Saturday, January 3, 2009

No More Plea Bargains?

When I woke up this morning and read in the Omaha World-Herald that Gage County Attorney was implementing "no more plea bargain" policy, I assumed it was another prosecutor grandstanding about being "tough on crime." But, as I frequently say to prosecutors, the truth is a little more complicated than it appeared at first glance. First, the reason for the change:

With the shadow of the "Beatrice Six" hanging over his head, Gage County Attorney Randall Ritnour announced Friday that his office would no longer offer or accept plea bargains in felony cases involving adults.

Six people were wrongfully convicted in a 1985 murder case in Beatrice, with four giving detailed statements — apparently false — confessing to their involvement in the brutal attack, rape and murder of a 68-year-old woman. Some later said they cooperated with authorities to avoid being charged with a crime that could send them to the electric chair.

The reason I'm not skeptical after reading the article? Doesn't it seem like a prosecutor who's willing to speak this frankly deserves at least a chance to demonstrate that his policy is for the benefit of the system rather than his own reelection chances?

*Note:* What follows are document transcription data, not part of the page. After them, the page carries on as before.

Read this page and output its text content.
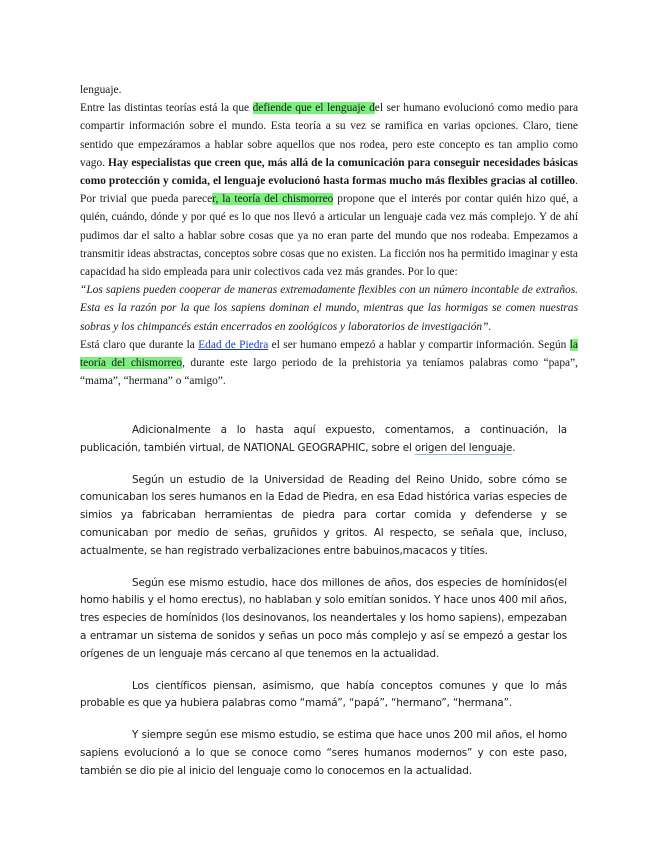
lenguaje.

Entre las distintas teorías está la que defiende que el lenguaje del ser humano evolucionó como medio para compartir información sobre el mundo. Esta teoría a su vez se ramifica en varias opciones. Claro, tiene sentido que empezáramos a hablar sobre aquellos que nos rodea, pero este concepto es tan amplio como vago. Hay especialistas que creen que, más allá de la comunicación para conseguir necesidades básicas como protección y comida, el lenguaje evolucionó hasta formas mucho más flexibles gracias al cotilleo. Por trivial que pueda parecer, la teoría del chismorreo propone que el interés por contar quién hizo qué, a quién, cuándo, dónde y por qué es lo que nos llevó a articular un lenguaje cada vez más complejo. Y de ahí pudimos dar el salto a hablar sobre cosas que ya no eran parte del mundo que nos rodeaba. Empezamos a transmitir ideas abstractas, conceptos sobre cosas que no existen. La ficción nos ha permitido imaginar y esta capacidad ha sido empleada para unir colectivos cada vez más grandes. Por lo que:

“Los sapiens pueden cooperar de maneras extremadamente flexibles con un número incontable de extraños. Esta es la razón por la que los sapiens dominan el mundo, mientras que las hormigas se comen nuestras sobras y los chimpancés están encerrados en zoológicos y laboratorios de investigación”.

Está claro que durante la Edad de Piedra el ser humano empezó a hablar y compartir información. Según la teoría del chismorreo, durante este largo periodo de la prehistoria ya teníamos palabras como “papa”, “mama”, “hermana” o “amigo”.

Adicionalmente a lo hasta aquí expuesto, comentamos, a continuación, la publicación, también virtual, de NATIONAL GEOGRAPHIC, sobre el origen del lenguaje.

Según un estudio de la Universidad de Reading del Reino Unido, sobre cómo se comunicaban los seres humanos en la Edad de Piedra, en esa Edad histórica varias especies de simios ya fabricaban herramientas de piedra para cortar comida y defenderse y se comunicaban por medio de señas, gruñidos y gritos. Al respecto, se señala que, incluso, actualmente, se han registrado verbalizaciones entre babuinos,macacos y titíes.

Según ese mismo estudio, hace dos millones de años, dos especies de homínidos(el homo habilis y el homo erectus), no hablaban y solo emitían sonidos. Y hace unos 400 mil años, tres especies de homínidos (los desinovanos, los neandertales y los homo sapiens), empezaban a entramar un sistema de sonidos y señas un poco más complejo y así se empezó a gestar los orígenes de un lenguaje más cercano al que tenemos en la actualidad.

Los científicos piensan, asimismo, que había conceptos comunes y que lo más probable es que ya hubiera palabras como “mamá”, “papá”, “hermano”, “hermana”.

Y siempre según ese mismo estudio, se estima que hace unos 200 mil años, el homo sapiens evolucionó a lo que se conoce como “seres humanos modernos” y con este paso, también se dio pie al inicio del lenguaje como lo conocemos en la actualidad.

It is not necessarily a hard-nosed approach, he said. In fact, in some cases defendants may face lesser charges if he doesn't think he can prove a more serious charge at trial. He said the new philosophy will require him and his two full-time deputies to carefully consider the charges they file against people.

"This prevents overcharging," Ritnour said. "You will see at certain times that law enforcement or prosecutors will throw whatever they can at somebody, hoping something will stick while other charges get thrown out in a plea bargain. We're going to see what we should charge people with and stick with it."

I am still very skeptical that Ritnour can make this work and drive plea bargaining out of the equation. For example, as shown in the quote below, some defendants will and should balk at the prospect of "cooperating with police and prosecutors" simply for a recommendation of lenient sentencing for a felony charge. For my clients, especially those charged with a felony for the first time, the prospect of a reduction to a misdemeanor is a significant motivator.

Before I went to law school, I worked for a company that helped ex-felons find jobs, so it was brought home to me how difficult it can be to convince an employer that the "F" on your record wasn't that serious. For most job applicants, the "F" becomes the filter that separates them from the other applicants and leaves them jobless, more likely to succomb to recidivism. Hopefully, for defense attorneys and their clients, the risk of "cooperation" (in its current definition) will be too high a price to pay when they still face an "F" on their record which could haunt them the rest of their lives.

Here's what Ritnour says that makes me skeptical, more because of knowledge about the current system than the words he chooses:

Ritnour said that if a defendant cooperates with police and prosecutors or provides testimony against a co-defendant, he will join with defense lawyers in recommending a lenient sentence, but he will not reduce charges.

I guess it depends on what Ritnour means by "cooperates with police and prosecutors." Does he mean becoming a snitch, risking ending up dead in a dumpster (as the story I heard in the P.D's office goes) or does he mean getting involved in drug treatment? The devil will be in the details.

One of the dangers of working in the "Justice System," in any role, is the potential to succomb to cynicism, to assume that any new idea will fall victim to the same old temptations and corruptions of power that taint the current system. Still, statements like this give me reason to hope that this new policy deserves a chance:

"Our point is to do the right thing, and the right thing is to charge people with the crime they actually committed, not to bounce around making deals."

There's a quote, the source of which I forget, about cross examination being the greatest engine for ferreting out the truth mankind has yet produced. The statement is true as long as the weapon is wielded effectively.

The same applies to jury trials. If Ritnour's approach is to stop overcharging and let more juries decide the outcomes of cases, I applaud his efforts. But if the abuses of the current system, such as "trial taxes," are not eliminated, this will end up being the same old wine in a new bottle.

I'm willing to give it a taste first, before I label it from a distance, however.


Anonymous said...

Same old wine in a new bottle? Is that the yang to new juice for an old cup?

David Tarrell said...

It was evening when I wrote this, so I was focused on booze instead of juice, consulting, as it were, with an old friend named Sam Adams for metaphorical suggestions. I usually mix my metaphors, not my juice however.